Coronavirus scare has acted as a catalyst for global equity meltdown and India is not an exception to this. It is difficult to call when the coronavirus scare will come under control. Our experience with earlier epidemics such as SARS, EBOLA and ZICA does suggest that medical science will find out a solution sooner than later.
India obviously has short-term pain to endure from global growth slowdown and equity meltdown.
However, there are few benefits from Coronavirus scare.
- Oil prices have crashed from $68 a barrel to $50 a barrel and are likely to remain subdued for some time.
- India runs official trade deficit of $58 billion with China. Due to coronavirus-led supply chain disruption, this deficit can come down significantly. This, in turn, will encourage local manufacturing.

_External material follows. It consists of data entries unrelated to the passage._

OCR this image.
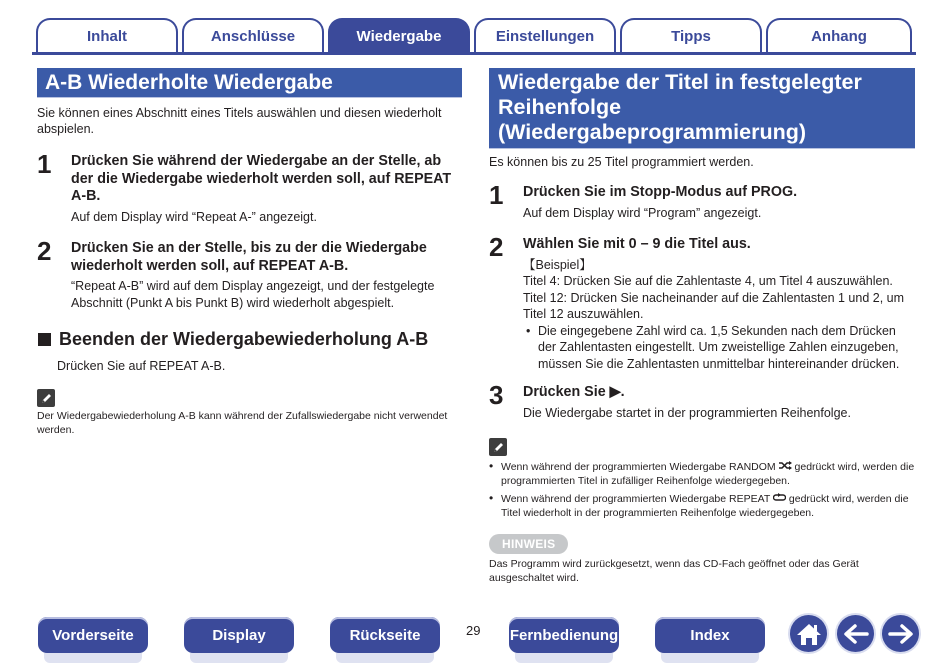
Inhalt	Anschlüsse	Wiedergabe	Einstellungen	Tipps	Anhang
A-B Wiederholte Wiedergabe
Sie können eines Abschnitt eines Titels auswählen und diesen wiederholt abspielen.
1 Drücken Sie während der Wiedergabe an der Stelle, ab der die Wiedergabe wiederholt werden soll, auf REPEAT A-B.
Auf dem Display wird “Repeat A-” angezeigt.
2 Drücken Sie an der Stelle, bis zu der die Wiedergabe wiederholt werden soll, auf REPEAT A-B.
“Repeat A-B” wird auf dem Display angezeigt, und der festgelegte Abschnitt (Punkt A bis Punkt B) wird wiederholt abgespielt.
Beenden der Wiedergabewiederholung A-B
Drücken Sie auf REPEAT A-B.
Der Wiedergabewiederholung A-B kann während der Zufallswiedergabe nicht verwendet werden.
Wiedergabe der Titel in festgelegter Reihenfolge (Wiedergabeprogrammierung)
Es können bis zu 25 Titel programmiert werden.
1 Drücken Sie im Stopp-Modus auf PROG.
Auf dem Display wird “Program” angezeigt.
2 Wählen Sie mit 0 – 9 die Titel aus.
【Beispiel】
Titel 4: Drücken Sie auf die Zahlentaste 4, um Titel 4 auszuwählen.
Titel 12: Drücken Sie nacheinander auf die Zahlentasten 1 und 2, um Titel 12 auszuwählen.
• Die eingegebene Zahl wird ca. 1,5 Sekunden nach dem Drücken der Zahlentasten eingestellt. Um zweistellige Zahlen einzugeben, müssen Sie die Zahlentasten unmittelbar hintereinander drücken.
3 Drücken Sie ▶.
Die Wiedergabe startet in der programmierten Reihenfolge.
• Wenn während der programmierten Wiedergabe RANDOM  gedrückt wird, werden die programmierten Titel in zufälliger Reihenfolge wiedergegeben.
• Wenn während der programmierten Wiedergabe REPEAT  gedrückt wird, werden die Titel wiederholt in der programmierten Reihenfolge wiedergegeben.
HINWEIS
Das Programm wird zurückgesetzt, wenn das CD-Fach geöffnet oder das Gerät ausgeschaltet wird.
Vorderseite	Display	Rückseite	29 Fernbedienung	Index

- Many global companies would like to diversify their supply chain from China due to increasing cost and heavy concentration. If India can invite all those companies and become part of global supply chain management, then growth will get a big boost.
Foreign portfolio investors (FPIs) have been heavy sellers in last week as they scaled back risk. This might continue until there is a solution for coronavirus. However, this volatility will provide an opportunity for long-term investors to buy, if our experience of SARS, EBOLA is an indicator.
There was a lot of panic during SARS and EBOLA outbreak. However, medical science found a cure and the world continued moving forward. From the lows of SARS, the Nifty50 index has gained 10-fold by now. That said, it is difficult to predict how much the market will go down from current levels, as it will be dependent upon how soon and effectively coronavirus gets controlled.
There are reasons to be a buyer in the current market scenario.
- Central Banks around the world will cut interest rates and pump liquidity to support growth. Some of that liquidity create risk assets inflation.
- Governments around the world will also loosen fiscal policies to support growth. This will increase risk-taking capacity.
In the Indian context, low interest rates globally and high liquidity will result in high flows into our economy and market. From a valuation point of view, small-and mid-caps stocks provide a fair valuation. Quality large-caps are trading at 80-100 per cent premium over their 10-year historical average valuation based on passive flows.
These are testing times and it is natural to wait for clarity to take an investment decision. However, prices can move up sharply once all the clarity is available. It will make sense to follow disciplined asset allocation approach to buy a small amount at every dips.
Nilesh Shah is managing director, Kotak Mahindra AMC. Views are his own.